I had a number of people read over some of my pieces for some other points of view. I needed to feel like I wasn’t garbage, like I could trust myself. I sought out trusted opinions, new opinions. My editor is now looking over my short stories and critiquing them. I asked them to do this, and they were happy to oblige when they had the time.
But the depression kept rolling, and the compliments were being swallowed by the criticism.
In the midst of this, I wrote three drafts of a science fiction story. Even though I thought it was one of the strongest pieces I had ever done, the shadow of that same confidence I had about those terrible edits still haunted me. I had to look beyond my own computer screen and to my support group.
I rarely have my husband read stories before I they’re done, but I asked him to read this early draft. He loved it. He said it was my strongest and most ambitious piece to date. He wanted me to show it to everyone. So I sent it to my parents and step-parents, who have always been both critical and supportive (they’re all writers and editors).

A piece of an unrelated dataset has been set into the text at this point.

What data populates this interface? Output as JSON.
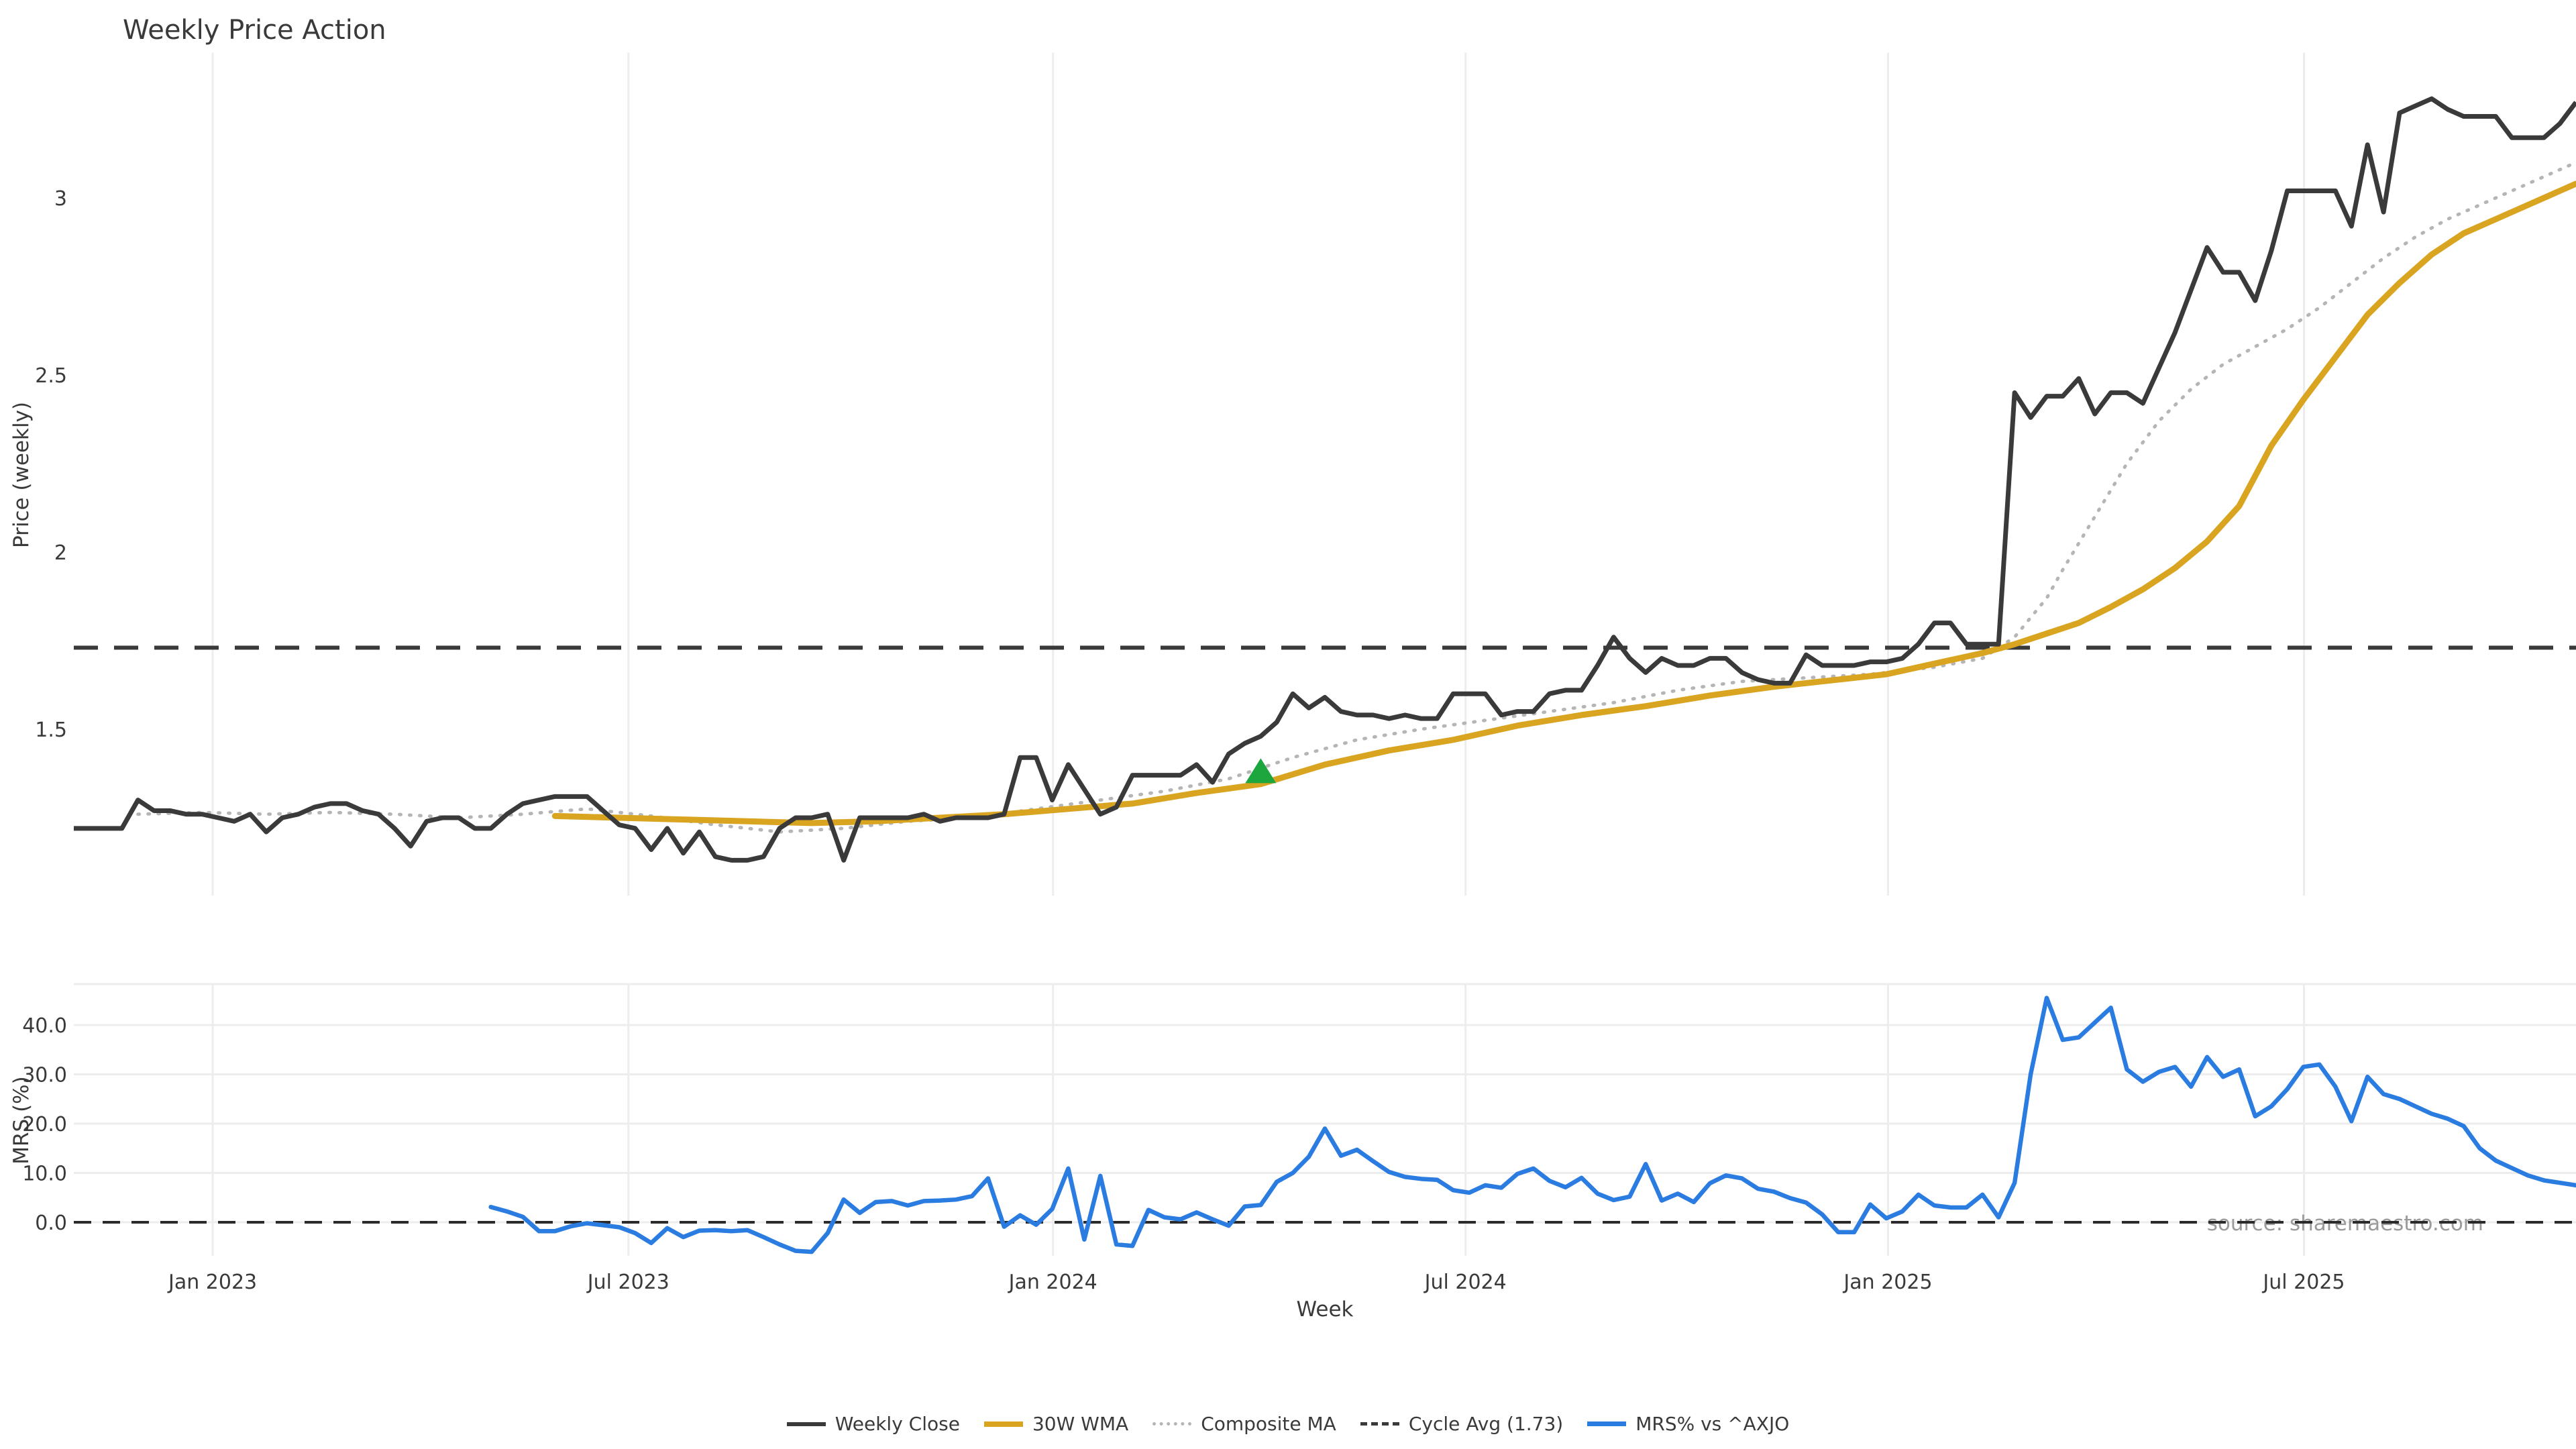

They all loved it. Now I’ve sent it to my critique group to look over for next week, and asked my editor to give it their keen eye.

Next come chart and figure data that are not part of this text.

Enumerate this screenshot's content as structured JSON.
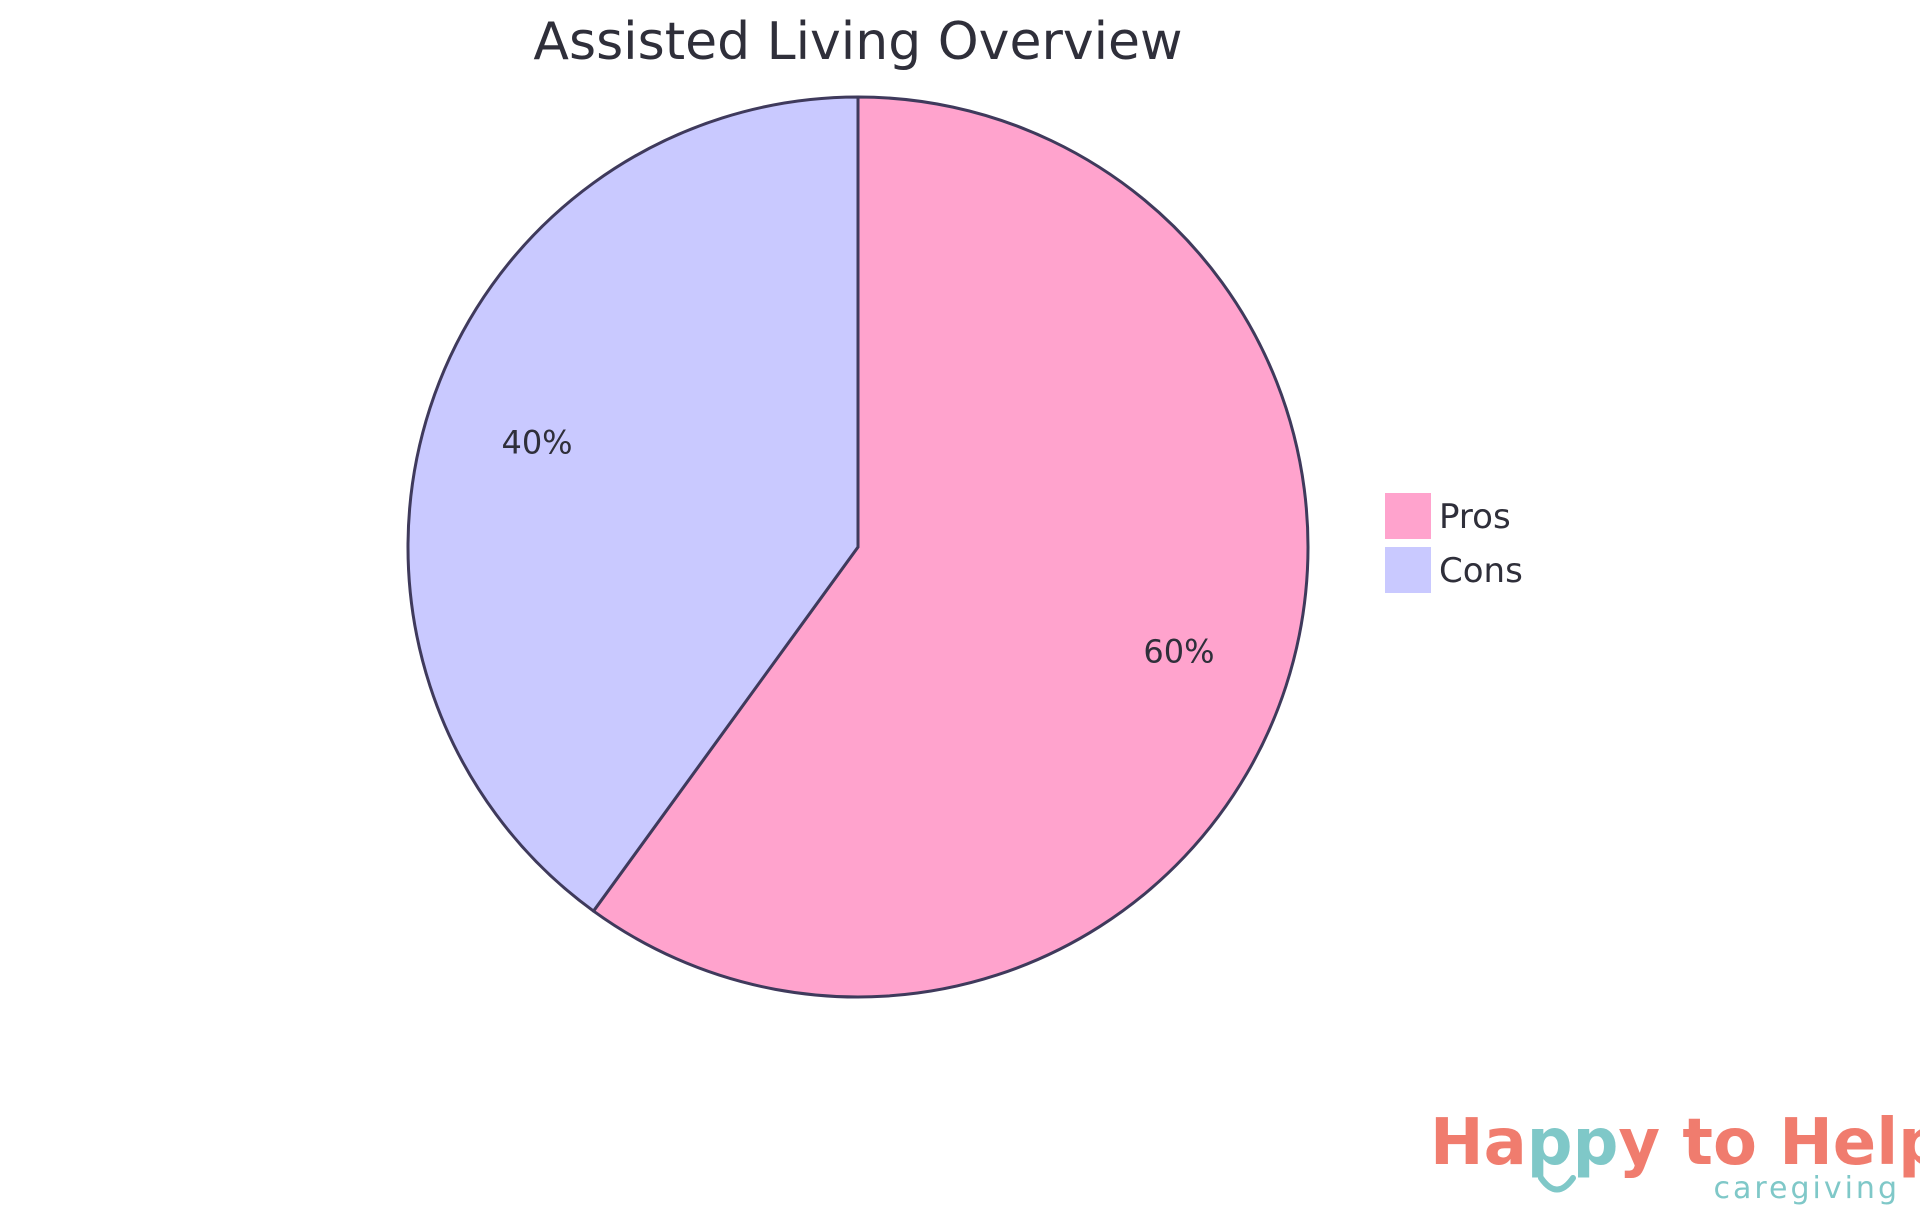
{
  "chart_data": {
    "type": "pie",
    "title": "Assisted Living Overview",
    "slices": [
      {
        "name": "Pros",
        "value": 60,
        "label": "60%",
        "color": "#ffa3cd"
      },
      {
        "name": "Cons",
        "value": 40,
        "label": "40%",
        "color": "#c9c9ff"
      }
    ],
    "legend": {
      "position": "right",
      "entries": [
        "Pros",
        "Cons"
      ]
    },
    "stroke_color": "#3f3a5c"
  },
  "logo": {
    "main_part1": "Ha",
    "main_part2": "pp",
    "main_part3": "y to Help",
    "sub": "caregiving",
    "accent_coral": "#f07c6e",
    "accent_teal": "#7fc8c8",
    "smile-icon": "smile-icon"
  }
}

In between all these compliments from my family, I sold a story to Beneath Ceaseless Skies. That sale cut the cord on my feelings of inadequacy; once I signed that contract, I was reborn, breathing real - writers' - air.
As it is with all things, the feeling of legitimacy will pass, and I’ll be hunched over my keyboard again, wondering whether “had” or “need” is the right word for a particular sentence and then wondering why I’m doing this and who really cares and then the voices or delusions will kick in (depending on where I am on the bipolar swing) … and I’ll be at this point again.
But I know I dug myself out of it once. I grabbed onto my husband’s hands; I grabbed onto the facts of my own past. I used my social supports, but also my history — my accomplishments. This is a mire I can dig myself out of again, since I have already built the path.
We are our own greatest assets, but so are the shoulders of those that offer them. We need ourselves everyday, but we need help sometimes because it makes the journey through to the next day, our next project, our next great feat, so much sweeter and less of a burden.
Your success is your own, and it is real. Your friends know that's the truth.